Il est quelque peu étrange de reprendre la discussion à l'article 1er, qui définit les grands principes et les grands objectifs, alors qu'il y a quelques instants à peine, nous « plongions les mains dans le cambouis » pour étudier le fonctionnement des politiques d'insertion.
Mais, puisque nous abordons la discussion des articles relatifs à l'instauration du RSA et à ses différents échelons, il faut souligner que ce dispositif, contrairement à ce que certains voudraient faire croire, ne bouleverse pas les politiques d'insertion existantes. En outre, on peut se demander quel effet auront sur cette politique la remontée du chômage et la période actuelle de décroissance, dont nous espérons qu'elle durera le moins possible, mais qui devrait se prolonger au-delà du premier trimestre de l'année prochaine.

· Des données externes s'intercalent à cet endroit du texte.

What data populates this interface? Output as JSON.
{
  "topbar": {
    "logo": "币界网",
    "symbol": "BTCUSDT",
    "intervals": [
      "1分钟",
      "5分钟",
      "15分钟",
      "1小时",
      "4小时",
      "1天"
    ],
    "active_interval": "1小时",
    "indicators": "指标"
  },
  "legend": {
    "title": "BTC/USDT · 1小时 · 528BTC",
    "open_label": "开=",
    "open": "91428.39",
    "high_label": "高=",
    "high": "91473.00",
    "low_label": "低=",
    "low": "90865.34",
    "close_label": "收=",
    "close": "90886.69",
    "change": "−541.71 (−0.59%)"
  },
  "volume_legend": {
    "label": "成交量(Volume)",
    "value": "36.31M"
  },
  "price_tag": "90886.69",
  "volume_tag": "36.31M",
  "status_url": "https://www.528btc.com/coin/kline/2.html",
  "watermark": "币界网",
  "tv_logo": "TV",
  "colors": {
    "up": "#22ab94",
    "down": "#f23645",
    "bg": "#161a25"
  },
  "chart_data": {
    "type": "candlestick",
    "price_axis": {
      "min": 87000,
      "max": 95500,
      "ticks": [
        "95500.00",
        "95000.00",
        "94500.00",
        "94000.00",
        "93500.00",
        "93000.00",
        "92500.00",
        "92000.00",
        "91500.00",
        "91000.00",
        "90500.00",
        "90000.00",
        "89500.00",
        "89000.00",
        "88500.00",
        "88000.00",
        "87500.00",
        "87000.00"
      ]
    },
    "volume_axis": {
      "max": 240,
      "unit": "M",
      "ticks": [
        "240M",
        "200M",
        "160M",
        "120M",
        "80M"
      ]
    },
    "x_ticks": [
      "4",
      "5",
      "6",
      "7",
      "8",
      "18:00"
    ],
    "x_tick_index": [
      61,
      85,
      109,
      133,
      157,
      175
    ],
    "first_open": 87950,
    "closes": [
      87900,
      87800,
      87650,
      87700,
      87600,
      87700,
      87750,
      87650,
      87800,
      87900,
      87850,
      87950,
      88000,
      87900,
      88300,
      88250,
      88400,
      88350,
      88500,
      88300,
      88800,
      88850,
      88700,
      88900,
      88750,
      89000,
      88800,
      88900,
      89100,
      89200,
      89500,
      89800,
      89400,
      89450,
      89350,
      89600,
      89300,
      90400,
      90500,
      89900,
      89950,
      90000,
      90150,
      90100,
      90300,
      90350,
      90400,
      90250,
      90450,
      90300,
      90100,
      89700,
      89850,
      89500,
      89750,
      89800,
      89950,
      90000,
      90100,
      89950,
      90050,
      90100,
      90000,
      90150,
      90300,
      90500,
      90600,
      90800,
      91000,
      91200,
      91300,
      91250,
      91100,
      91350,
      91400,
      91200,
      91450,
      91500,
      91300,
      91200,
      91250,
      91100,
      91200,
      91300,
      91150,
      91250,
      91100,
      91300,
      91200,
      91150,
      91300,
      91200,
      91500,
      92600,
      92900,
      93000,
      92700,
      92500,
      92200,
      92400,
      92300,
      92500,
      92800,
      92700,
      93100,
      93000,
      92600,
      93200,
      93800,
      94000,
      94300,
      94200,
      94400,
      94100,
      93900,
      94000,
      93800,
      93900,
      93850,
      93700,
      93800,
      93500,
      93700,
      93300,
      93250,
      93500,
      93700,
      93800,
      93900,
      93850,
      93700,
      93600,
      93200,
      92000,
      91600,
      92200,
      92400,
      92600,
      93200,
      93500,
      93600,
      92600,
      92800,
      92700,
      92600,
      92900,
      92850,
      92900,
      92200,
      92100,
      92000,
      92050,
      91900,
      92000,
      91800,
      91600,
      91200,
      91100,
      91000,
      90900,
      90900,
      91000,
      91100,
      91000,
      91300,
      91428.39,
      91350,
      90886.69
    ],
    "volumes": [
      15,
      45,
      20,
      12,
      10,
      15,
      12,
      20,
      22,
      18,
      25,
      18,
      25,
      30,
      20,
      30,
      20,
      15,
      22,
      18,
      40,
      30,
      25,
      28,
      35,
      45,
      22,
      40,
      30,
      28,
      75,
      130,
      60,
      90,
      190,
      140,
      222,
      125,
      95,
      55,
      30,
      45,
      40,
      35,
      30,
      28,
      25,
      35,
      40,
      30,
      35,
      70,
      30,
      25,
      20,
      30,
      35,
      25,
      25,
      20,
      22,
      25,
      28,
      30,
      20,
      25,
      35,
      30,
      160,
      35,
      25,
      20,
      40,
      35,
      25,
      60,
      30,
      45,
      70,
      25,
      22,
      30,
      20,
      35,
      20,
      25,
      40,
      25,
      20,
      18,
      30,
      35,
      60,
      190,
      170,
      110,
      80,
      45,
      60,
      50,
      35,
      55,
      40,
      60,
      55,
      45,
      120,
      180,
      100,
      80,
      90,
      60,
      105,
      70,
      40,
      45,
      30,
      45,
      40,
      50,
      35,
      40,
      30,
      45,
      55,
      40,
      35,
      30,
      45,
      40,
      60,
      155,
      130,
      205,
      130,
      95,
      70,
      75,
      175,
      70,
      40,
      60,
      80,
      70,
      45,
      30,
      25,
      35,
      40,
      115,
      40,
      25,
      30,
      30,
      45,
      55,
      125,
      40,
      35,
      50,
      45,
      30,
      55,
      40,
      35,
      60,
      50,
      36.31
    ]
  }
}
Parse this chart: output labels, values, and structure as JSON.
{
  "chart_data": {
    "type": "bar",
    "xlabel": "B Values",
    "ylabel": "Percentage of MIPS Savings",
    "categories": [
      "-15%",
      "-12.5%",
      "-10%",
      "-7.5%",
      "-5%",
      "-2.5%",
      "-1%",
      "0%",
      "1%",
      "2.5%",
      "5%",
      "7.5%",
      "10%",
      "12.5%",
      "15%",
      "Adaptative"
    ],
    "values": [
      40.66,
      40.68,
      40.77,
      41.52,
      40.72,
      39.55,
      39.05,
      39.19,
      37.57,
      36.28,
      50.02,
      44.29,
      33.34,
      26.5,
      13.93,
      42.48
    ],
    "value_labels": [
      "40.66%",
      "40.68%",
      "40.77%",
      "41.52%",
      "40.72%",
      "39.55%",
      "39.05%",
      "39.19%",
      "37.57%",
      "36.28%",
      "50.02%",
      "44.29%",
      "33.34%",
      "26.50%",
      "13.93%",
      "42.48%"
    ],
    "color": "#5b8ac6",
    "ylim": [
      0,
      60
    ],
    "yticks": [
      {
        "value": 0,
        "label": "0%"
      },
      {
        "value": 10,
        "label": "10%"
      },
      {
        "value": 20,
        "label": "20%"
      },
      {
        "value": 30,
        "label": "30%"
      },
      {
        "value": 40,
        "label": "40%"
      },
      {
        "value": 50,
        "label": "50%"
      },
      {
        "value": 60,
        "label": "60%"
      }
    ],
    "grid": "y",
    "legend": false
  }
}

Le RSA n'a d'intérêt que pour ceux qui pourront bénéficier d'une allocation différentielle en reprenant une activité. Or on peut faire l'hypothèse que le retour du chômage, la forte hausse du nombre de demandeurs d'emploi et la décroissance entraîneront une augmentation du nombre de ceux qui émargeront au RSA de base, équivalent du RMI actuel, et qui ne travailleront pas davantage pour autant. On peut donc craindre que votre dispositif ne bénéficie véritablement qu'à ceux qui ont déjà un emploi, et qui ne perdront que quelques heures de travail ; en d'autres termes, qu'il se réduise à un filet de sécurité pour ceux qui sont déjà insérés dans une activité professionnelle, sans jouer le rôle de « pompe aspirante » pour les bénéficiaires actuels du RMI.
On pourrait parler d'un choc des images, ou des situations : nous débattons du RSA, conçu pour accélérer le retour à l'emploi en une période de reprise, à un moment où la crise, déjà présente, s'aggrave et où le chômage est la principale préoccupation.
D'autre part, je m'interroge sur l'alinéa 12 de l'article : si, comme je l'ai dit au cours de la discussion générale en défendant la question préalable, je suis favorable à la définition par le gouvernement d'objectifs quantifiés de réduction de la pauvreté, il ne me semble pas que le RSA, tel qu'il est présenté, suffise à concourir à celle-ci. Nous aurions intérêt à le dire collectivement, car d'autres mesures seront sans doute nécessaires – j'en ai évoqué quelques-unes lors de cette intervention initiale. On ne saurait laisser penser que le RSA pourrait à lui seul, immédiatement, réussir là où le RMI ou l'intéressement auraient échoué, en assurant le retour à l'emploi et une diminution importante de la pauvreté à l'heure où la crise domine.